Harley is an 86 pound, Bernese Mountain Dog. I had only seen one once before and that was enough for me to want one. Harley at eight weeks old arrived at the Columbus Airport from California, a frisky puppy with boundless energy and a heart of gold. I have had many dogs in my life but Harley is the only one that will let other dogs eat out of his bowl while he is still eating!
As Harley got older, he only got more affectionate. My wife says Harley starts barking for me when my car is 1/4 of a mile away and not yet on our driveway. Harley loved to gently grab my hand in his mouth, pull me over to our couch and then would jump on the couch and put both his front legs on my shoulders hugging me affectionately. He was quite the showman and I felt honored, as I hugged him in return.
When Harley turned 8, late February 2016, my wife noticed him limping and we took him
to Shawnee Animal Clinic where pictures of his leg showed the typical appearance of an osteogenic sarcoma in his distal left front radius, confirmed by MedVet in Columbus.
I reviewed the literature on osteogenic sarcoma in dogs and various treatments. Ohio State Veterinary Hospital wouldn’t talk to me because I wasn’t a veterinarian, for which I will never forgive them. There were no good options. Our local veterinarian told us partial amputation usually led to chronic infection as the dog tried to walk on the amputated leg. Any treatment short of full amputation would likely lead to death from metastatic disease in months. 90% of dogs with osteogenic sarcoma have micrometastases in their lungs at presentation leading to death in three months without chemtherapy and within one year with chemotherapy.

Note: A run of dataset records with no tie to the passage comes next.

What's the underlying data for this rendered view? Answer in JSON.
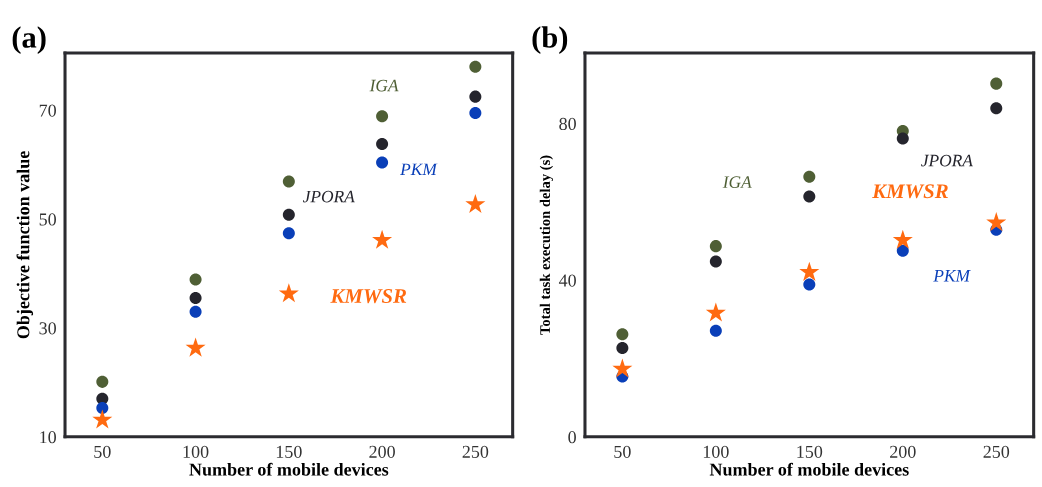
{
  "chart_data": [
    {
      "type": "scatter",
      "title": "(a)",
      "xlabel": "Number of mobile devices",
      "ylabel": "Objective function value",
      "x": [
        50,
        100,
        150,
        200,
        250
      ],
      "xlim": [
        30,
        270
      ],
      "xticks": [
        50,
        100,
        150,
        200,
        250
      ],
      "ylim": [
        10,
        80.5
      ],
      "yticks": [
        10,
        30,
        50,
        70
      ],
      "grid": false,
      "legend": false,
      "series": [
        {
          "name": "IGA",
          "color": "#4f5f35",
          "marker": "circle",
          "values": [
            20.1,
            38.9,
            56.9,
            68.9,
            78.0
          ]
        },
        {
          "name": "JPORA",
          "color": "#25252d",
          "marker": "circle",
          "values": [
            17.0,
            35.5,
            50.8,
            63.8,
            72.5
          ]
        },
        {
          "name": "PKM",
          "color": "#0a3fb8",
          "marker": "circle",
          "values": [
            15.3,
            33.0,
            47.4,
            60.4,
            69.5
          ]
        },
        {
          "name": "KMWSR",
          "color": "#ff6a10",
          "marker": "star",
          "values": [
            13.1,
            26.3,
            36.3,
            46.1,
            52.7
          ]
        }
      ]
    },
    {
      "type": "scatter",
      "title": "(b)",
      "xlabel": "Number of mobile devices",
      "ylabel": "Total task execution delay (s)",
      "x": [
        50,
        100,
        150,
        200,
        250
      ],
      "xlim": [
        30,
        270
      ],
      "xticks": [
        50,
        100,
        150,
        200,
        250
      ],
      "ylim": [
        0,
        98
      ],
      "yticks": [
        0,
        40,
        80
      ],
      "grid": false,
      "legend": false,
      "series": [
        {
          "name": "IGA",
          "color": "#4f5f35",
          "marker": "circle",
          "values": [
            26.2,
            48.7,
            66.4,
            78.1,
            90.2
          ]
        },
        {
          "name": "JPORA",
          "color": "#25252d",
          "marker": "circle",
          "values": [
            22.7,
            44.8,
            61.4,
            76.2,
            83.9
          ]
        },
        {
          "name": "PKM",
          "color": "#0a3fb8",
          "marker": "circle",
          "values": [
            15.4,
            27.1,
            38.9,
            47.5,
            52.9
          ]
        },
        {
          "name": "KMWSR",
          "color": "#ff6a10",
          "marker": "star",
          "values": [
            17.3,
            31.6,
            42.0,
            50.2,
            54.7
          ]
        }
      ]
    }
  ]
}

After spending three weeks in agony trying to do what was best for Harley, I finally agreed to amputation and chemtherapy to best prolong Harley’s life. Immediately after surgery, Harley was in shock not understanding what had been done to him at the hands of the people that loved him. It took a month for the wound in his shoulder to stop draining. It took only a few days for Harley to learn to walk on three legs. We kept him in our downstairs den during this time so he wouldn’t have to deal with our other dogs. We were afraid he would try to get on our couch and get injured but he wanted to be upstairs with his siblings and us. So after only one month, we brought him upstairs to be with his entire family. The chemotherapy seemed to upset his stomach and make him weaker, and I was concerned of cardiac toxicity, so instead of six months of treatment, we stopped it after only three treatments.
One day, six months later, Harley gently, once again, grabbed my hand in his mouth and took me to his favorite couch. Then he jumped on the couch, like it was no big deal, raised up and put his one front leg on my neck, hugging me, showing me he still loved me, as I wrapped my arms around him, burying my head in his fur, hiding my teary eyes. When the other dogs ran outside to play in our backyard, Harley ran with them barely losing a step. Once he had recovered from the surgery and chemotherapy, he never acted depressed, never wallowed in self pity, but loved the life God had given him.
We were told if we were lucky, Harley would live a year. March of this year, Harley celebrated being cancer free for three years, something that only happens in a very small percentage of dogs, less than 1% of the time. So Harley is our (big) little miracle, a long term cancer survivor, a bundle of love wrapped in the body of a dog, and for this is worthy, I believe, of a picture on the front page of the Portsmouth Times. His namesake Einstein could have taught Harley a lot about relativity, but when it comes to teaching how to accept adversity with courage, how to defeat an aggressive cancer and for a precious love of life when it would be easy to give up, Harley has much to teach us all.